In this article we consider how businesses can prepare for the Brexit deadline of 29 March, 2019.
With a hand-signed letter to the President of the European Commission, Theresa May kick-started the Brexit pendulum and formally set the clock ticking down to our departure from the EU.
For the many small businesses that are heavily connected to Europe – whether through supply chains, talent sourcing or funding – the thought of knowing little more about our impending departure than the final deadline may be more than a little unnerving. But this isn’t to say that there aren’t advantageous side effects for businesses. The triggering of Article 50 can be used as an opportunity to take stock, streamline and prepare for what comes next.
The first step is to assess your business’s vulnerability to Brexit. This could be in the form of exposure to foreign currencies or fluctuations in the economy, in which case diversifying the business could be a beneficial route to pursue.
Take, for instance, a dairy farmer in Northern Ireland who sells the majority of his or her stock to the Republic. The farmer could think about taking on more agriculture work, or establishing more trading partners within the UK to prepare for the split with the EU. By not keeping all their eggs in one basket (or should that be all their milk in one churn?), the dairy farmer can safeguard themselves against the adverse effects of Brexit.
Taking a similar approach to supply chains can also help operations run smoothly, especially if a crucial supplier encounters difficulties when the UK departs.
No regrets, no problem
A key part of the approach to the next two years is ensuring you make ‘no regrets’ decisions. This means making rational, prudent choices for the future, and avoiding either being too impulsive or subscribing to the ‘ostrich approach’. Making ‘no regrets’ decisions certainly doesn’t mean immediately uprooting the business and moving to the Costa del Sol, but instead making a range of positive, impactful decisions staggered over the Brexit negotiation period.

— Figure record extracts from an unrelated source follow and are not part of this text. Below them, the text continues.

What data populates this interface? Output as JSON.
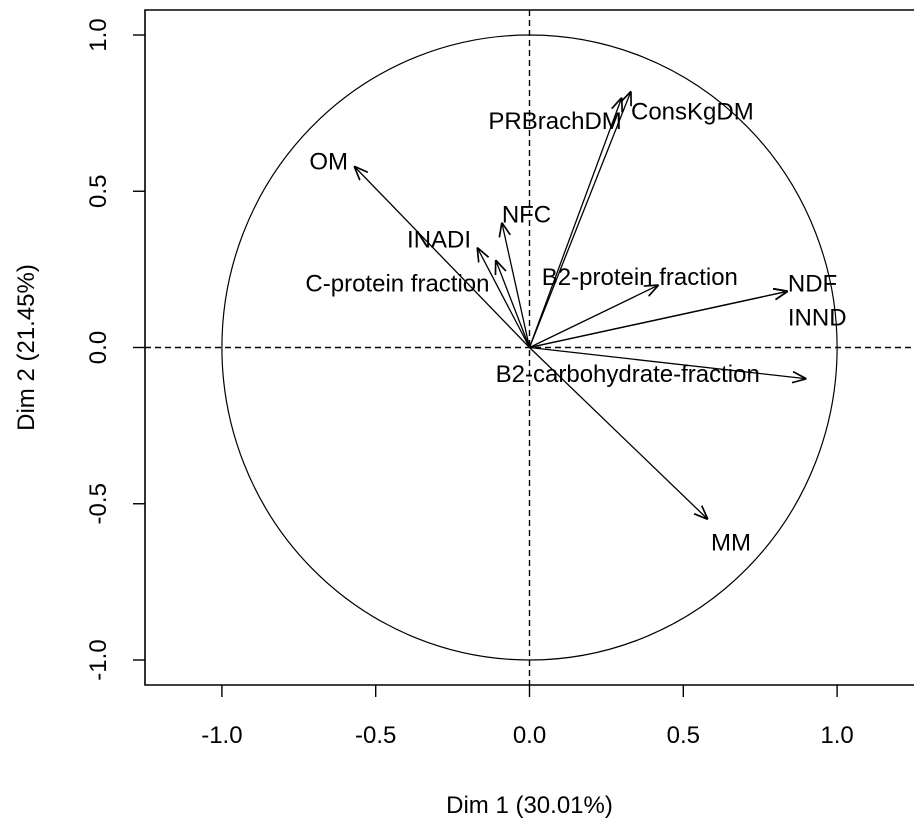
{
  "chart_data": {
    "type": "scatter",
    "subtype": "pca-variable-correlation-circle",
    "title": "",
    "xlabel": "Dim 1 (30.01%)",
    "ylabel": "Dim 2 (21.45%)",
    "xlim": [
      -1.25,
      1.25
    ],
    "ylim": [
      -1.08,
      1.08
    ],
    "xticks": [
      -1.0,
      -0.5,
      0.0,
      0.5,
      1.0
    ],
    "yticks": [
      -1.0,
      -0.5,
      0.0,
      0.5,
      1.0
    ],
    "xtick_labels": [
      "-1.0",
      "-0.5",
      "0.0",
      "0.5",
      "1.0"
    ],
    "ytick_labels": [
      "-1.0",
      "-0.5",
      "0.0",
      "0.5",
      "1.0"
    ],
    "unit_circle": true,
    "reference_lines": "dashed at x = 0 and y = 0",
    "grid": false,
    "colors": {
      "ink": "#000000",
      "background": "#ffffff"
    },
    "variables": [
      {
        "name": "PRBrachDM",
        "x": 0.3,
        "y": 0.8,
        "label_x": 0.3,
        "label_y": 0.72,
        "anchor": "end"
      },
      {
        "name": "ConsKgDM",
        "x": 0.33,
        "y": 0.82,
        "label_x": 0.33,
        "label_y": 0.75,
        "anchor": "start"
      },
      {
        "name": "OM",
        "x": -0.57,
        "y": 0.58,
        "label_x": -0.59,
        "label_y": 0.59,
        "anchor": "end"
      },
      {
        "name": "NFC",
        "x": -0.09,
        "y": 0.4,
        "label_x": -0.09,
        "label_y": 0.42,
        "anchor": "start"
      },
      {
        "name": "INADI",
        "x": -0.17,
        "y": 0.32,
        "label_x": -0.19,
        "label_y": 0.34,
        "anchor": "end"
      },
      {
        "name": "C-protein fraction",
        "x": -0.11,
        "y": 0.28,
        "label_x": -0.13,
        "label_y": 0.2,
        "anchor": "end"
      },
      {
        "name": "B2-protein fraction",
        "x": 0.42,
        "y": 0.2,
        "label_x": 0.04,
        "label_y": 0.22,
        "anchor": "start"
      },
      {
        "name": "NDF",
        "x": 0.84,
        "y": 0.18,
        "label_x": 0.84,
        "label_y": 0.2,
        "anchor": "start"
      },
      {
        "name": "INND",
        "x": 0.84,
        "y": 0.18,
        "label_x": 0.84,
        "label_y": 0.09,
        "anchor": "start"
      },
      {
        "name": "B2-carbohydrate-fraction",
        "x": 0.9,
        "y": -0.1,
        "label_x": -0.11,
        "label_y": -0.09,
        "anchor": "start"
      },
      {
        "name": "MM",
        "x": 0.58,
        "y": -0.55,
        "label_x": 0.59,
        "label_y": -0.63,
        "anchor": "start"
      }
    ]
  }
}
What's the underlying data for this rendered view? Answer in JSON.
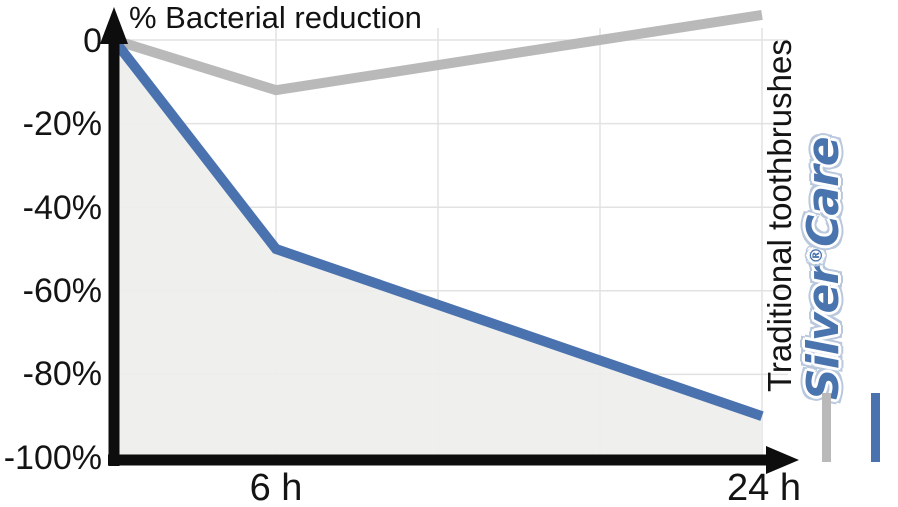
{
  "title": "% Bacterial reduction",
  "y_axis": {
    "tick_labels": [
      "0",
      "-20%",
      "-40%",
      "-60%",
      "-80%",
      "-100%"
    ]
  },
  "x_axis": {
    "tick_labels": [
      "6 h",
      "24 h"
    ]
  },
  "legend": {
    "items": [
      {
        "label": "Traditional toothbrushes",
        "color": "#b9b9b9"
      },
      {
        "label": "SilverCare",
        "color": "#4a72ae"
      }
    ],
    "logo": {
      "part1": "Silver",
      "reg": "®",
      "part2": "Care"
    }
  },
  "colors": {
    "traditional_line": "#b9b9b9",
    "silvercare_line": "#4a72ae",
    "area_fill": "rgba(238,238,235,0.92)",
    "gridline": "#e2e2e2",
    "axis": "#0d0d0d"
  },
  "chart_data": {
    "type": "line",
    "title": "% Bacterial reduction",
    "x": [
      0,
      6,
      24
    ],
    "x_unit": "hours",
    "x_ticks": [
      6,
      24
    ],
    "x_tick_labels": [
      "6 h",
      "24 h"
    ],
    "x_gridlines": [
      6,
      12,
      18,
      24
    ],
    "y_ticks": [
      0,
      -20,
      -40,
      -60,
      -80,
      -100
    ],
    "ylim": [
      -100,
      8
    ],
    "xlim": [
      0,
      25
    ],
    "grid": true,
    "legend_position": "right-rotated",
    "series": [
      {
        "name": "Traditional toothbrushes",
        "color": "#b9b9b9",
        "values": [
          0,
          -12,
          6
        ],
        "area_fill": false
      },
      {
        "name": "SilverCare",
        "color": "#4a72ae",
        "values": [
          0,
          -50,
          -90
        ],
        "area_fill": true
      }
    ]
  }
}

A plumbing business, for instance, might rely on sourcing skilled labour from the EU. In this case, the business owner might want to think about establishing an apprenticeship programme so that, by the time the Brexit bell tolls in two years’ time, they already have the skilled people they need. Taking action now can help the business owner reap the rewards later down the line.
Once you’ve considered some of those decisions, you need the finances to make them happen. New ventures aimed at diversifying a business offering and the establishment of strategic programs, such as apprenticeships, require sound financial planning. Substantially changing the business proposition can be a drain on funds, and real-time access to financial records is essential in order to maintain a healthy cash flow.
The messages emerging from both London and Brussels over the next two years are likely to be dispiriting, to say the least. To secure the best deal, both sides of the Channel must give the appearance that they’re able – and willing – to walk away from the negotiations.
Yet with plans and financial power in place, a small business should be able to see through the political rhetoric and weather the impending storm. Small businesses are the backbone of the UK economy and, in true British style, they’ve always had the knack of keeping calm and carrying on. Some big decisions will be made in Westminster – and will generate even bigger headlines – but so long as entrepreneurs have made smart moves early, then this shouldn’t prevent them from achieving their ambitions.